Brand evangelists: Number of customers your brand would consider evangelists based on their social media advocacy
Customer annual or lifetime value: A prediction of the net profit attributed to the entire future relationship with a customer
Customer retention rate: The percentage of the total number of customers retained in context to the customers that have cancelled.
Customer reviews/ratings: Number of positive or negative customer reviews or ratings received per period
Customer satisfaction: A measure of how products and services supplied by a company meet or surpass customer expectation
Customer satisfaction rate: A score expressed as a percentage between 0 and 100, with 100% representing complete customer satisfaction. This metric is most often determined by a single question in follow-up surveys along the lines of, How would you rate your overall satisfaction with the service you received?

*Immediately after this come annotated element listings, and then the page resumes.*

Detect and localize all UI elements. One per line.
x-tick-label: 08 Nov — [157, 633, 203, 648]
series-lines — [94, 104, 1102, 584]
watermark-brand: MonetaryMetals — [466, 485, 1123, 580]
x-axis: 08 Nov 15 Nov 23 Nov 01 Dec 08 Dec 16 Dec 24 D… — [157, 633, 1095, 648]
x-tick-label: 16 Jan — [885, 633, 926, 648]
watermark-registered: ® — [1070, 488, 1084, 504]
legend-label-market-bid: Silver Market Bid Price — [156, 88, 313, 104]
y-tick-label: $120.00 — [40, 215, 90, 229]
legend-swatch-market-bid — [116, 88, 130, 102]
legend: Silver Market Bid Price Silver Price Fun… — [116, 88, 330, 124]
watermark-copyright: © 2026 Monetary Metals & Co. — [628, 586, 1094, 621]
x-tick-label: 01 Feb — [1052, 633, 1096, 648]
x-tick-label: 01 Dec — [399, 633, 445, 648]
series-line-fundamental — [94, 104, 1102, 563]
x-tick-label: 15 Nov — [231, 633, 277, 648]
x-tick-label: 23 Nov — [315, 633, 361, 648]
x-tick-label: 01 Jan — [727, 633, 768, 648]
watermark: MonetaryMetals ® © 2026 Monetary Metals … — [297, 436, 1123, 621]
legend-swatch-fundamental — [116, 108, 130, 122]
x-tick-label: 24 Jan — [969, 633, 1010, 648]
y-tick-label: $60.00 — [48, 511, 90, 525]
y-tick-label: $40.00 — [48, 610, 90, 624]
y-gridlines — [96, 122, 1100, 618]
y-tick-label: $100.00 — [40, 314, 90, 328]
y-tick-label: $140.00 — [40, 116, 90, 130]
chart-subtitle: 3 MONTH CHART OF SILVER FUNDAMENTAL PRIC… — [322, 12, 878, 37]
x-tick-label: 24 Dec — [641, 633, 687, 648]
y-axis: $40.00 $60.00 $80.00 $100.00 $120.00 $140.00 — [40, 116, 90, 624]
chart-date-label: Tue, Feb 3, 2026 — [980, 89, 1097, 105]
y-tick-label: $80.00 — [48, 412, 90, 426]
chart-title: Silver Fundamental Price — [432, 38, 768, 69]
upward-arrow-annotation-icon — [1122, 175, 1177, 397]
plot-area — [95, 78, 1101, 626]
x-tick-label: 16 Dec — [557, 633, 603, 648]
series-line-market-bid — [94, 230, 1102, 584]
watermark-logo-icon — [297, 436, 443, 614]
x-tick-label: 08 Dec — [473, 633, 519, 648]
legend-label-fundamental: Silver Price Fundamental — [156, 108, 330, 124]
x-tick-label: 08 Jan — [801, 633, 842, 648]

Customer turnover rate/churn: A measure of the number of customers who leave over a specific period of time
Customer testimonials: Number of positive customer testimonials gathered per period
K-factor: The growth rate of websites, apps, or a customer base
Net Promoter Score: To calculate this one, customers answer the question, How likely is it that you would recommend [your company] to a friend or colleague? using a scale of 0-to-10 points.
Support cost per ticket: The total monthly operating expense of a support team divided by the monthly ticket volume
As you might have noticed from a quick scroll-through of this post, there are dozens of metrics you could analyze. But only you will know which ones that tell you whether your strategies are working.
Don’t forget that you’re the expert. Make sure your metrics are working for you, not the other way around.